Long story short: he stopped and I took over and drove to the airport with him fast asleep and even snoring in the back. I parked the car with him still fast asleep in it and took my flight. Once again Nairobi having ushered me into its curious blend of terror and comedy, on the way to Addis Ababa where dangerous driving such as K’s would not even make me twitch an eyelid as common and normal as it seems once I am here.

About bulletsandhoney
I read my first book when I was three, then my second one a few weeks later. It has carried on this way for decades with only temporary distractions of eating, fighting, loving, heartbreak and other such irrelevant biographical details.

10 Responses to Staring Death in the Face on the Drive to Jomo Kenyatta Airport

  1. Anonymous says:

    Good thing you were able to figure out what was going on before things took a turn for the worse!

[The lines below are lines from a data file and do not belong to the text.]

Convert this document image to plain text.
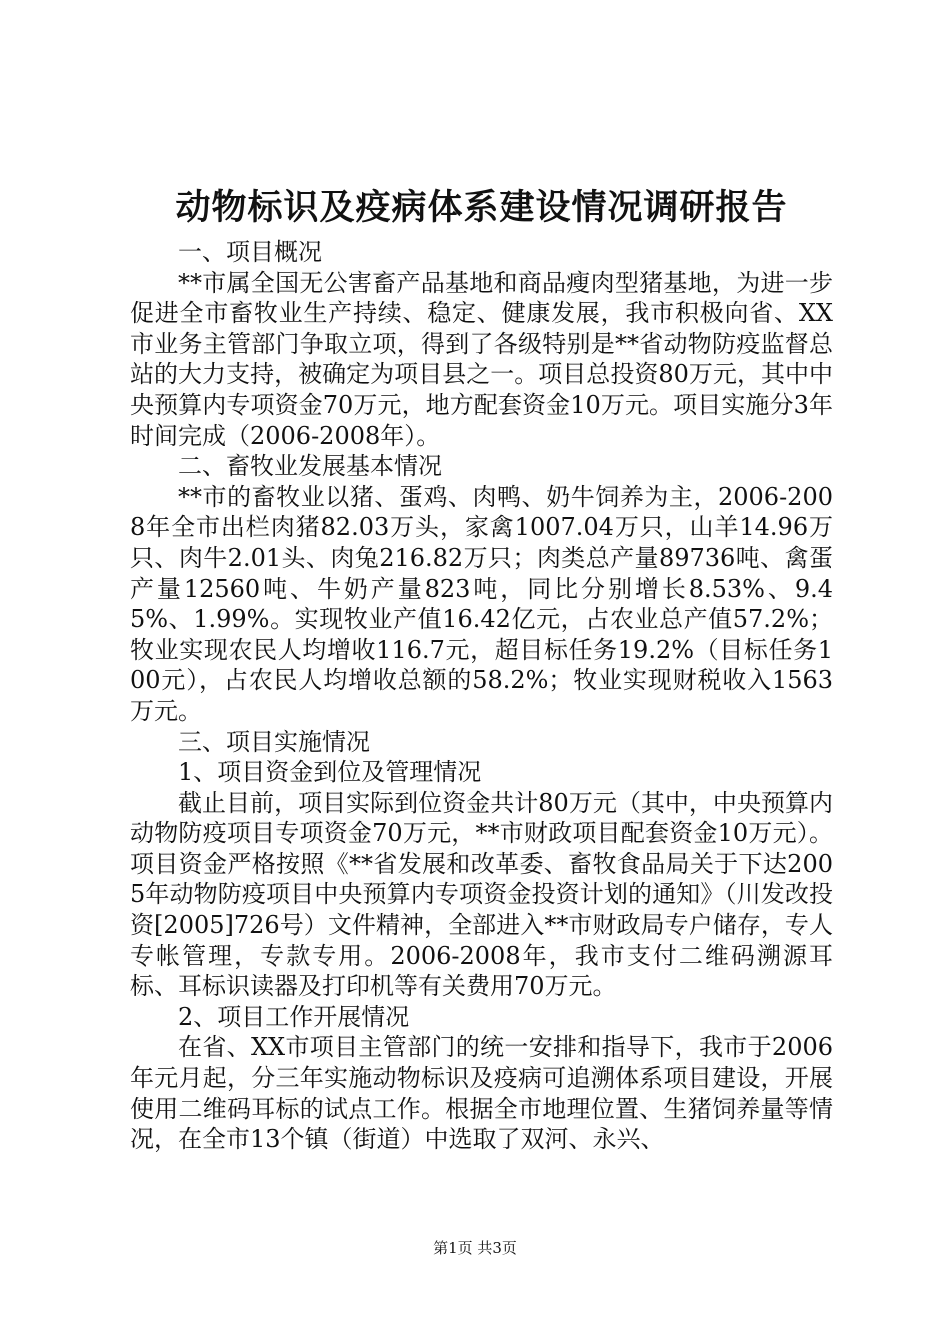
动物标识及疫病体系建设情况调研报告

一、项目概况

**市属全国无公害畜产品基地和商品瘦肉型猪基地，为进一步促进全市畜牧业生产持续、稳定、健康发展，我市积极向省、XX市业务主管部门争取立项，得到了各级特别是**省动物防疫监督总站的大力支持，被确定为项目县之一。项目总投资80万元，其中中央预算内专项资金70万元，地方配套资金10万元。项目实施分3年时间完成（2006-2008年）。

二、畜牧业发展基本情况

**市的畜牧业以猪、蛋鸡、肉鸭、奶牛饲养为主，2006-2008年全市出栏肉猪82.03万头，家禽1007.04万只，山羊14.96万只、肉牛2.01头、肉兔216.82万只；肉类总产量89736吨、禽蛋产量12560吨、牛奶产量823吨，同比分别增长8.53%、9.45%、1.99%。实现牧业产值16.42亿元，占农业总产值57.2%；牧业实现农民人均增收116.7元，超目标任务19.2%（目标任务100元），占农民人均增收总额的58.2%；牧业实现财税收入1563万元。

三、项目实施情况

1、项目资金到位及管理情况

截止目前，项目实际到位资金共计80万元（其中，中央预算内动物防疫项目专项资金70万元，**市财政项目配套资金10万元）。项目资金严格按照《**省发展和改革委、畜牧食品局关于下达2005年动物防疫项目中央预算内专项资金投资计划的通知》（川发改投资[2005]726号）文件精神，全部进入**市财政局专户储存，专人专帐管理，专款专用。2006-2008年，我市支付二维码溯源耳标、耳标识读器及打印机等有关费用70万元。

2、项目工作开展情况

在省、XX市项目主管部门的统一安排和指导下，我市于2006年元月起，分三年实施动物标识及疫病可追溯体系项目建设，开展使用二维码耳标的试点工作。根据全市地理位置、生猪饲养量等情况，在全市13个镇（街道）中选取了双河、永兴、

第1页 共3页
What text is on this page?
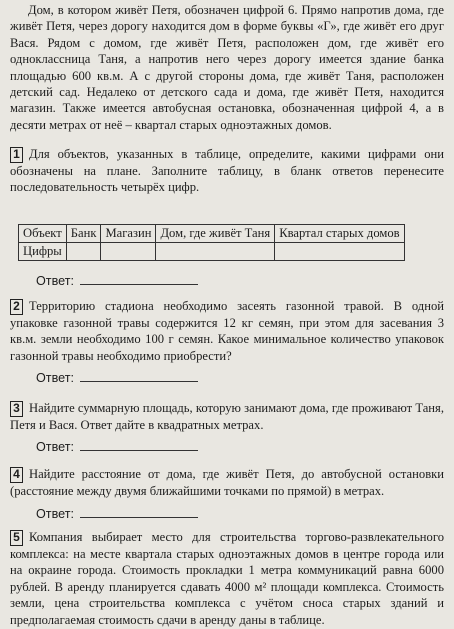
Дом, в котором живёт Петя, обозначен цифрой 6. Прямо напротив дома, где живёт Петя, через дорогу находится дом в форме буквы «Г», где живёт его друг Вася. Рядом с домом, где живёт Петя, расположен дом, где живёт его одноклассница Таня, а напротив него через дорогу имеется здание банка площадью 600 кв.м. А с другой стороны дома, где живёт Таня, расположен детский сад. Недалеко от детского сада и дома, где живёт Петя, находится магазин. Также имеется автобусная остановка, обозначенная цифрой 4, а в десяти метрах от неё – квартал старых одноэтажных домов.

1 Для объектов, указанных в таблице, определите, какими цифрами они обозначены на плане. Заполните таблицу, в бланк ответов перенесите последовательность четырёх цифр.
Объект	Банк	Магазин	Дом, где живёт Таня	Квартал старых домов
Цифры				
Ответ:
2 Территорию стадиона необходимо засеять газонной травой. В одной упаковке газонной травы содержится 12 кг семян, при этом для засевания 3 кв.м. земли необходимо 100 г семян. Какое минимальное количество упаковок газонной травы необходимо приобрести?
Ответ:
3 Найдите суммарную площадь, которую занимают дома, где проживают Таня, Петя и Вася. Ответ дайте в квадратных метрах.
Ответ:
4 Найдите расстояние от дома, где живёт Петя, до автобусной остановки (расстояние между двумя ближайшими точками по прямой) в метрах.
Ответ:
5 Компания выбирает место для строительства торгово-развлекательного комплекса: на месте квартала старых одноэтажных домов в центре города или на окраине города. Стоимость прокладки 1 метра коммуникаций равна 6000 рублей. В аренду планируется сдавать 4000 м² площади комплекса. Стоимость земли, цена строительства комплекса с учётом сноса старых зданий и предполагаемая стоимость сдачи в аренду даны в таблице.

    Sidebar – I think it was brave of you to put forward your take on the Indaba conference and I fully agree with everything you said and the comments that followed only serve to highlight how naive Africans are and always be.

  2. bankelele says:

    Good that you were able to figure out what was happening early on and even went further and took control of the vehicle which IMHO is hard to do with a drunk driver in Kenya, and especialy if its his car. As for the indaba – it’s been mountain made of an anthill

  3. Adhis-toto says:

    hilarious. Did you pay the taxi fare? LOL

  4. Acolyte says:

    Good to hear that you made it to the airport in one piece.
    As for the idaba I was behind you all the way!

  5. What a scary experience! (kinda funny too now that it’s over.)It’s great that you were in familiar surroundings and could drive to the airport. I swear, there are times when I’ve felt like telling a driver to get the hell out of the seat and let me drive ’cause I didn’t have a death wish.

  6. Cirdan says:

    Thank God you’re well. We’ll have to agree to disagree about the Indaba.

  7. Be ware of attacks on do-gooders 🙂 Glad you made it safely to the airport. Taxi experiences in Nairobi could be the subject of a whole novel.

  8. Mutumia says:

    In the spirit of “Haiya, that’s nothing! Let me tell you about that time me and my cousin…” up-onemanship, it could be worse MMK. He could have taken kumi-kumi, like that one time…

    PS. Did you leave him a bill for your driving services ama you left him with your cab fare?

  9. Anonymous says:

    Am addicted to your blog, pole for the wild ride. Good to hear you are O.K.

  10. coldtusker says:

    Well… let’s hope your guy in Addis wasn’t drunk as well!

    Lakini, are yu sure the guy wasn’t diabetic? Similar symptoms…

    Did I miss this… where did you blog from? JKIA or Addis?